Woman sues after AK-47 beating by soldier

07 September 2020 | Justice



A new lawsuit brought by a civilian against the Namibian police and army centres around an alleged savage attack by a soldier who beat a woman with an AK-47 assault rifle until she fainted.

Lenie Margrate Thys says on 2 June 2019 she tried to intervene when a group of police and army officers were aggressively frisking a young man while pointing a firearm at him.

She says she pleaded with them to “refrain from harming the young man”.

In response, an army officer approached her and “beat her in the face with the assault AK-47 rifle he was carrying until she fainted”.

She states the took place on or near Blacket Street in Windhoek, where she lives.

Her legal claim states that when she regained consciousness, all the officers had left the scene.

The officers even failed to take her to the nearest hospital for urgent medical treatment, even though she had fainted as a result of the assault they had perpetrated, court papers state.

Civilian suffering

In court papers drafted with the assistance of lawyers from the Legal Assistance Centre (LAC), Thys says the assault caused her physical and mental trauma and pain and caused an injury to her left eye.

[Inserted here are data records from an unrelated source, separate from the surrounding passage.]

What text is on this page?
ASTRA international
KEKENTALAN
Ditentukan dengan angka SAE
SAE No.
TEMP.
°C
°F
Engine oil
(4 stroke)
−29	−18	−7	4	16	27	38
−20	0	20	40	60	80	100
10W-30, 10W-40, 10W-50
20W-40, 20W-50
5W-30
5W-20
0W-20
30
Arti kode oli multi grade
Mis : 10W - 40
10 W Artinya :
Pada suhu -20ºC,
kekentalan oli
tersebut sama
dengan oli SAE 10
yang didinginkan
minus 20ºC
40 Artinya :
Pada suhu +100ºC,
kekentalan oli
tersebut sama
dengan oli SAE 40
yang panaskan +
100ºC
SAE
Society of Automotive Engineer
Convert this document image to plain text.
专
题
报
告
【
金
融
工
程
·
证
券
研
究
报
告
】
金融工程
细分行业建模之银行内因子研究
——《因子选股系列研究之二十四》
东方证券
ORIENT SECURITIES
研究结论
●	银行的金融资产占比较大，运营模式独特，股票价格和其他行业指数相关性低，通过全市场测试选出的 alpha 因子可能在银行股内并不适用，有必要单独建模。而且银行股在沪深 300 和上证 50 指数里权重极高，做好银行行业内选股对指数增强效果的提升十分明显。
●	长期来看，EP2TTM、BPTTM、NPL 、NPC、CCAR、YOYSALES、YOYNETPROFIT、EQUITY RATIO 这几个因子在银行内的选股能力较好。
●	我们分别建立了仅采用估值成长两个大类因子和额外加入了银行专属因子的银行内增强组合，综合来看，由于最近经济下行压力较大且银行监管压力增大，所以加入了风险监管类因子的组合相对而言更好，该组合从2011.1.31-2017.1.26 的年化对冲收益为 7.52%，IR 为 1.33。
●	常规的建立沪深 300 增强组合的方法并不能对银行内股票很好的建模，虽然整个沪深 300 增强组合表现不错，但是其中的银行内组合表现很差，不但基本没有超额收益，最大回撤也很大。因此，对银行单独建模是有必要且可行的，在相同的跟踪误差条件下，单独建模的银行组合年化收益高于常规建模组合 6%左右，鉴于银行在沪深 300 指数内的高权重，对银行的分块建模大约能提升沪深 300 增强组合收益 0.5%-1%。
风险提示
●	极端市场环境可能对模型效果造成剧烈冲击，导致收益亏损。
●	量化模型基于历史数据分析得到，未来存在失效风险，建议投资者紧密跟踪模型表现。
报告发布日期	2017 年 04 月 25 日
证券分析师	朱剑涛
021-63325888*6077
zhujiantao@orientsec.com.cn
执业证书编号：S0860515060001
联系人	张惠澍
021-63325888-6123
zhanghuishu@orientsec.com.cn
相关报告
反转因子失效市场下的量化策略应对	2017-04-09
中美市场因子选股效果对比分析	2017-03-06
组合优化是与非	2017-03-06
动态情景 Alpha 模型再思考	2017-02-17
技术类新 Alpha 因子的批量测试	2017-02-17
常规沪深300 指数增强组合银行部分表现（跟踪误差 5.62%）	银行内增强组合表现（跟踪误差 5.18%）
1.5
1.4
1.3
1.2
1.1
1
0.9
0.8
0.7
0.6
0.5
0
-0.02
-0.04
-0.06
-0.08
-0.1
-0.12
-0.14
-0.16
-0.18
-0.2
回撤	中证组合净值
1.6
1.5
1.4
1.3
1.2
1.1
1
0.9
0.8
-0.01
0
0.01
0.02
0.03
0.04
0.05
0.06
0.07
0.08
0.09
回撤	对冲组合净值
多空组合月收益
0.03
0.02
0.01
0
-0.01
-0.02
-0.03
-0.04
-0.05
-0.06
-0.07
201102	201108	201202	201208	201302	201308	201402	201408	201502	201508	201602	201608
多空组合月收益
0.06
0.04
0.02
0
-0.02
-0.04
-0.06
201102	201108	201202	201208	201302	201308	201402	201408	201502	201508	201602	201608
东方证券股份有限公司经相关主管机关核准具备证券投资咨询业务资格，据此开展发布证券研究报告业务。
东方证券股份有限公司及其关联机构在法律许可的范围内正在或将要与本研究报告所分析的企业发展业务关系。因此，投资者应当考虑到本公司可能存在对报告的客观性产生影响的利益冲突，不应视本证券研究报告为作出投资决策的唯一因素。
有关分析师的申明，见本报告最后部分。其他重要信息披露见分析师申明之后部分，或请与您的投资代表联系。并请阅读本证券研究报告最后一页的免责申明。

She says apart from the physical pain and trauma, the unlawful and brutal assault with the firearm resulted in a loss of dignity.

Thys's court papers underline that instead of carrying out their duty to protect citizens, the army and police officials unlawfully and savagely attacked her.

She is asking that the court award her N$90 000 for the pain and suffering she endured and N$10 000 for the impact on her life in the wake of the unlawful assault.

The lawsuit was filed on 14 May this year and cites the government of Namibia, the minister of home affairs and the minister of defence and veteran affairs as defendants.

In a plea filed by the defendants on 17 March, they deny all allegations made by Thys, including that they were frisking another person.

In the dozens of lawsuits filed against the police over the past two years for excessive force against unarmed civilians, the defendants have denied all allegations against them in each case.

On 3 September, High Court judge Nate Ndauendapo issued a court order instructing the parties to attend court-ordered mediation on 27 November and postponed the case to 21 January 2021 for a status hearing.


Hard-handed tactics against civilians by the police and army have resulted in dozens of lawsuits demanding several million in combined claims over the past two years.

Luise Taakambadhala Mwanyangapo, a civil society worker and 2018 Mandela Washington Fellow, this year filed a N$500 000 lawsuit against the Namibian government, army and police, sparked by a brutal assault on her during an Operation Hornkranz action last year.

Her civil claim alleges that she was beaten with a sjambok or baton at a bar in Katutura on 27 April last year by soldiers linked to Hornkranz, while police officers “stood by idly” without assisting her or stopping the attack.

In May this year the army and government were sued for N$1 million by Taleni Petrus Manja based on a claim that he was attacked by soldiers on New Year's Eve 2018.

Several other lawsuits were also filed this year.

New normal

A 2019 report by the LAC on use of force by law enforcement officials in Namibia warned that excessive force by the police and army have become an “endemic problem” in the country.

The report noted that heavy-handed use of force against unarmed civilians is not confined to crime-fighting operations.

Between 2010 and mid-2016, 118 shooting incidents involving police officers were investigated by the internal investigative unit of the police, the report notes.